The Competition Tribunal is hearing testimony until Monday on whether to allow Walmart to proceed with its $2.4bn (R16.5bn) bid for control of local retailer Massmart [JSE:MSM].
 
The government and powerful unions fear the takeover could lead to job cuts and a flood of cheap Asian imports, and are pressing for guarantees on job cuts and local procurement.
Home to the continent’s largest economy and its deepest capital markets, South Africa is seen as the top starting point for African expansion.
 
But the government’s drawn-out deliberation over the Walmart deal - which was first announced in September - coupled with the onerous conditions foisted on Japan’s Kansai Paint in a deal earlier this year, show foreigners should expect plenty of hurdles.

“South Africa can put up these high hurdles, but every investor has a tipping point and at some point investors will say ’It’s not worth it,’” said Adrian Saville, chief investment officer of Cannon Asset Managers.
“It does beg a bigger question, which is: Is this inherent in the South African landscape? How easy is it to do business with South Africa?"

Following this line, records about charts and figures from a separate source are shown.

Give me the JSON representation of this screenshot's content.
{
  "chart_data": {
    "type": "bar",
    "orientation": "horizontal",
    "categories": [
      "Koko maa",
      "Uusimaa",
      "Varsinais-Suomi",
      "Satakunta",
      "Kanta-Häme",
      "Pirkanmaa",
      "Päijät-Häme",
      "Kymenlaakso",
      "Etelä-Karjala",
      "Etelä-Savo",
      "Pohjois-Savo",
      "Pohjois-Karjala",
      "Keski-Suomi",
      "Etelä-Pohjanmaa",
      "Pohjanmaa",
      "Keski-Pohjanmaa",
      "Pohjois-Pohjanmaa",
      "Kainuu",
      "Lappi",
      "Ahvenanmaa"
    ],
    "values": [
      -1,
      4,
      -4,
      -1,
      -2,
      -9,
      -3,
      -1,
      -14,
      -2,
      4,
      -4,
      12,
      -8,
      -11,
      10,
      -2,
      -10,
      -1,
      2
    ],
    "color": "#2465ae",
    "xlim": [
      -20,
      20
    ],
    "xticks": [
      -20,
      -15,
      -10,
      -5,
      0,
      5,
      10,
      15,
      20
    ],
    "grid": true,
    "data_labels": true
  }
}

For Kansai Paint, Japan’s largest paint firm, the answer to that question may be “pretty difficult”.
The Osaka-based firm in December launched a R1.8bn bid for the remaining 72.4% in local paint firm Freeworld Coatings [JSE:FWD] that it did not already own.
 
Kansai won approval for the takeover last month, but it had to agree to a raft of conditions, including the sale of Freeworld’s automotive paint business. It also had to promise to build a new factory and not cut jobs for three years.

Surprise in Japan
 
“The constraints that were put on Kansai to get into Africa, they were nothing like what you would see elsewhere in Asia,” said Jeremie Capron, a Tokyo-based analyst at brokerage CLSA who covers Kansai Paint.
 
“Of course you have examples of restrictions in terms of the maximum stake you can have in a company as a foreigner in some Asian countries, but the constraints that we saw in the Kansai-Freeworld deal, they surprised everybody here.”
 
Even with the conditions, Capron said the deal is still a very good one for Kansai, and that the restrictions ultimately did not deter the company from investing in South Africa.
 
Massmart CEO Grant Pattison warned this week that local procurement targets could jeopardise the deal.

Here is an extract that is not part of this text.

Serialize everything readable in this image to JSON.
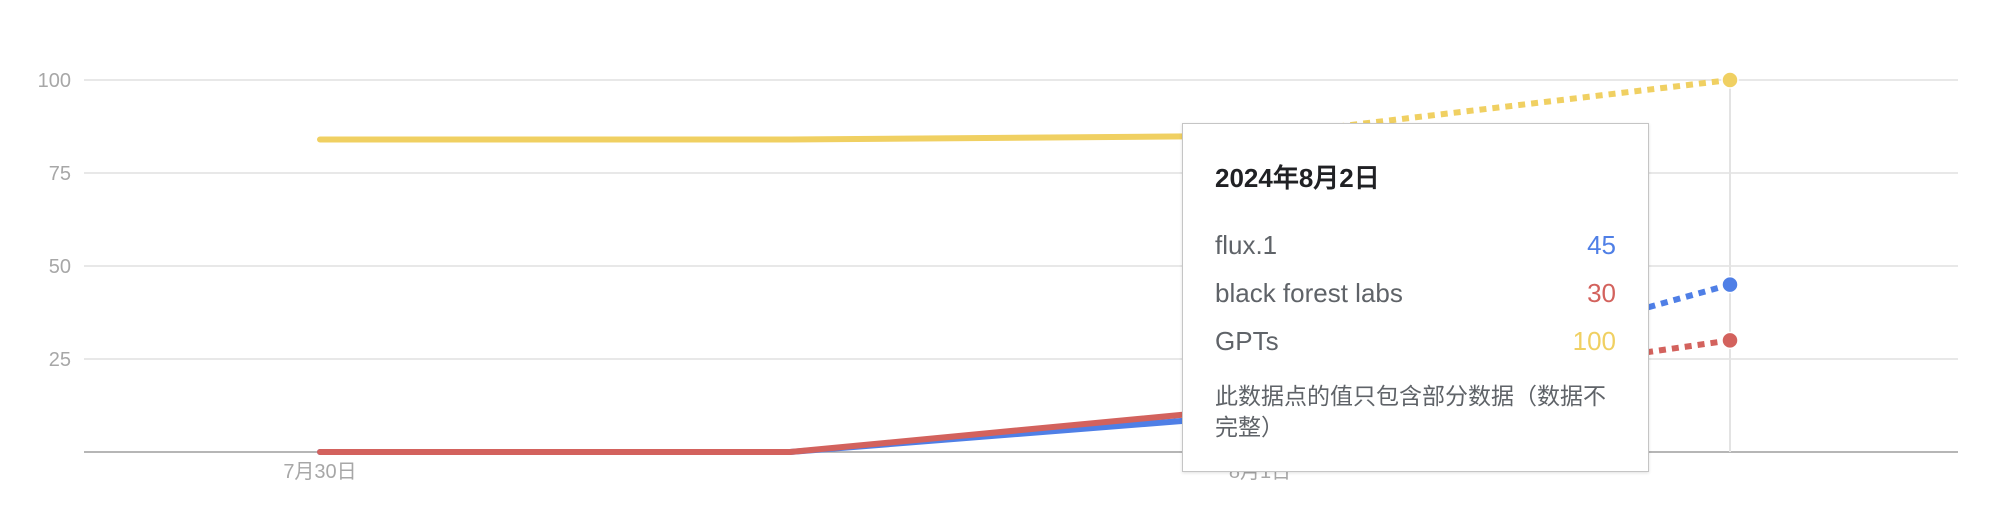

Currently Massmart sources about 60% of its products from South African manufacturers and Pattison has said the company would continue to use local suppliers.

Of course, South Africa is not the only country to make it difficult for multi-nationals to do big cross-border deals.

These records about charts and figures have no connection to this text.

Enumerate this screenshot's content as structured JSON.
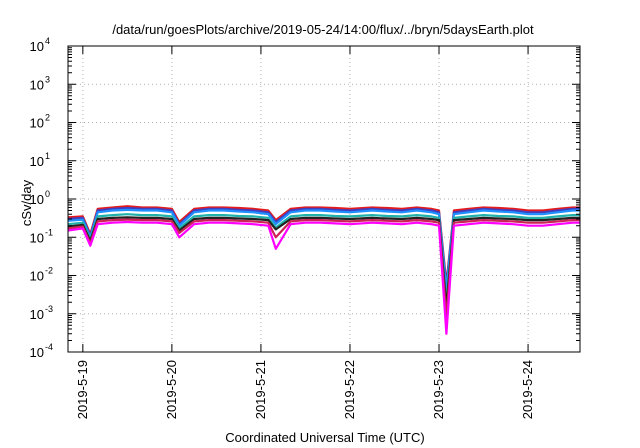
{
  "chart_data": {
    "type": "line",
    "title": "/data/run/goesPlots/archive/2019-05-24/14:00/flux/../bryn/5daysEarth.plot",
    "xlabel": "Coordinated Universal Time (UTC)",
    "ylabel": "cSv/day",
    "y_scale": "log",
    "ylim": [
      0.0001,
      10000
    ],
    "xlim": [
      "2019-05-18 20:00",
      "2019-05-24 14:00"
    ],
    "grid": true,
    "x_ticks": [
      {
        "date": "2019-05-19 00:00",
        "label": "2019-5-19"
      },
      {
        "date": "2019-05-20 00:00",
        "label": "2019-5-20"
      },
      {
        "date": "2019-05-21 00:00",
        "label": "2019-5-21"
      },
      {
        "date": "2019-05-22 00:00",
        "label": "2019-5-22"
      },
      {
        "date": "2019-05-23 00:00",
        "label": "2019-5-23"
      },
      {
        "date": "2019-05-24 00:00",
        "label": "2019-5-24"
      }
    ],
    "y_ticks": [
      {
        "value": 0.0001,
        "base": "10",
        "exp": "-4"
      },
      {
        "value": 0.001,
        "base": "10",
        "exp": "-3"
      },
      {
        "value": 0.01,
        "base": "10",
        "exp": "-2"
      },
      {
        "value": 0.1,
        "base": "10",
        "exp": "-1"
      },
      {
        "value": 1,
        "base": "10",
        "exp": "0"
      },
      {
        "value": 10,
        "base": "10",
        "exp": "1"
      },
      {
        "value": 100,
        "base": "10",
        "exp": "2"
      },
      {
        "value": 1000,
        "base": "10",
        "exp": "3"
      },
      {
        "value": 10000,
        "base": "10",
        "exp": "4"
      }
    ],
    "x": [
      "2019-05-18 20:00",
      "2019-05-19 00:00",
      "2019-05-19 02:00",
      "2019-05-19 04:00",
      "2019-05-19 08:00",
      "2019-05-19 12:00",
      "2019-05-19 16:00",
      "2019-05-19 20:00",
      "2019-05-20 00:00",
      "2019-05-20 02:00",
      "2019-05-20 06:00",
      "2019-05-20 10:00",
      "2019-05-20 14:00",
      "2019-05-20 18:00",
      "2019-05-20 22:00",
      "2019-05-21 02:00",
      "2019-05-21 04:00",
      "2019-05-21 08:00",
      "2019-05-21 12:00",
      "2019-05-21 16:00",
      "2019-05-21 20:00",
      "2019-05-22 00:00",
      "2019-05-22 06:00",
      "2019-05-22 10:00",
      "2019-05-22 14:00",
      "2019-05-22 18:00",
      "2019-05-22 22:00",
      "2019-05-23 00:00",
      "2019-05-23 02:00",
      "2019-05-23 04:00",
      "2019-05-23 08:00",
      "2019-05-23 12:00",
      "2019-05-23 16:00",
      "2019-05-23 20:00",
      "2019-05-24 00:00",
      "2019-05-24 04:00",
      "2019-05-24 08:00",
      "2019-05-24 12:00",
      "2019-05-24 14:00"
    ],
    "series": [
      {
        "color": "#e41a1c",
        "values": [
          0.33,
          0.35,
          0.12,
          0.55,
          0.6,
          0.65,
          0.6,
          0.6,
          0.55,
          0.25,
          0.55,
          0.6,
          0.6,
          0.58,
          0.55,
          0.5,
          0.28,
          0.55,
          0.6,
          0.6,
          0.58,
          0.55,
          0.6,
          0.58,
          0.55,
          0.6,
          0.55,
          0.5,
          0.006,
          0.5,
          0.55,
          0.6,
          0.58,
          0.55,
          0.5,
          0.5,
          0.55,
          0.6,
          0.6
        ]
      },
      {
        "color": "#3f3fbf",
        "values": [
          0.3,
          0.32,
          0.11,
          0.5,
          0.55,
          0.58,
          0.55,
          0.55,
          0.5,
          0.22,
          0.5,
          0.55,
          0.55,
          0.52,
          0.5,
          0.45,
          0.25,
          0.5,
          0.55,
          0.55,
          0.52,
          0.5,
          0.55,
          0.52,
          0.5,
          0.55,
          0.5,
          0.45,
          0.005,
          0.45,
          0.5,
          0.55,
          0.52,
          0.5,
          0.45,
          0.45,
          0.5,
          0.55,
          0.55
        ]
      },
      {
        "color": "#1e90ff",
        "values": [
          0.27,
          0.29,
          0.1,
          0.45,
          0.5,
          0.52,
          0.5,
          0.5,
          0.45,
          0.2,
          0.45,
          0.5,
          0.5,
          0.47,
          0.45,
          0.4,
          0.22,
          0.45,
          0.5,
          0.5,
          0.47,
          0.45,
          0.5,
          0.47,
          0.45,
          0.5,
          0.45,
          0.4,
          0.004,
          0.4,
          0.45,
          0.5,
          0.47,
          0.45,
          0.4,
          0.4,
          0.45,
          0.5,
          0.5
        ]
      },
      {
        "color": "#20b2aa",
        "values": [
          0.22,
          0.24,
          0.09,
          0.35,
          0.38,
          0.4,
          0.38,
          0.38,
          0.35,
          0.17,
          0.35,
          0.38,
          0.38,
          0.36,
          0.35,
          0.32,
          0.18,
          0.35,
          0.38,
          0.38,
          0.36,
          0.35,
          0.38,
          0.36,
          0.35,
          0.38,
          0.35,
          0.32,
          0.002,
          0.32,
          0.35,
          0.38,
          0.36,
          0.35,
          0.32,
          0.32,
          0.35,
          0.38,
          0.38
        ]
      },
      {
        "color": "#222222",
        "values": [
          0.19,
          0.21,
          0.08,
          0.3,
          0.32,
          0.33,
          0.32,
          0.32,
          0.3,
          0.15,
          0.3,
          0.32,
          0.32,
          0.31,
          0.3,
          0.28,
          0.16,
          0.3,
          0.32,
          0.32,
          0.31,
          0.3,
          0.32,
          0.31,
          0.3,
          0.32,
          0.3,
          0.28,
          0.0015,
          0.28,
          0.3,
          0.32,
          0.31,
          0.3,
          0.28,
          0.28,
          0.3,
          0.32,
          0.32
        ]
      },
      {
        "color": "#cc2255",
        "values": [
          0.17,
          0.19,
          0.07,
          0.26,
          0.28,
          0.29,
          0.28,
          0.28,
          0.26,
          0.13,
          0.26,
          0.28,
          0.28,
          0.27,
          0.26,
          0.24,
          0.1,
          0.26,
          0.28,
          0.28,
          0.27,
          0.26,
          0.28,
          0.27,
          0.26,
          0.28,
          0.26,
          0.24,
          0.0008,
          0.24,
          0.26,
          0.28,
          0.27,
          0.26,
          0.24,
          0.24,
          0.26,
          0.28,
          0.28
        ]
      },
      {
        "color": "#ff00ff",
        "values": [
          0.15,
          0.17,
          0.06,
          0.22,
          0.24,
          0.25,
          0.24,
          0.24,
          0.22,
          0.1,
          0.22,
          0.24,
          0.24,
          0.23,
          0.22,
          0.2,
          0.05,
          0.22,
          0.24,
          0.24,
          0.23,
          0.22,
          0.24,
          0.23,
          0.22,
          0.24,
          0.22,
          0.2,
          0.0003,
          0.2,
          0.22,
          0.24,
          0.23,
          0.22,
          0.2,
          0.2,
          0.22,
          0.24,
          0.24
        ]
      }
    ]
  }
}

Governments around the world - including in developed economies that are the biggest proponents of a laissez-faire environment - are simply intervening more since the global credit crisis, said Matthew Kreeve, a portfolio manager at Element Investment Managers in Cape Town.
 
“While there are certain sectors that are considered more strategic, the issue is that government is generally interceding more frequently. This is just a natural reaction to politics facing up to the economic reality,” he said.

“It’s not that South Africa is interfering in the markets more than anyone else. Since the crisis, we’ve seen a ramp up in activity of governments in the regulatory space.”
 
Canada last year blocked a $39bn takeover bid from Australia’s BHP Billiton [JSENIL] for Potash Corp. This year, Australia thwarted the Singapore Exchange’s $8bn bid for local bourse ASX Ltd.

But even if South Africa continues to throw up hurdles, Element’s Kreeve reckons investors will continue to jump - given the potential returns.

“It is a cost of doing business in Africa - the 30% margins and 40% growth numbers markets are not riskless.”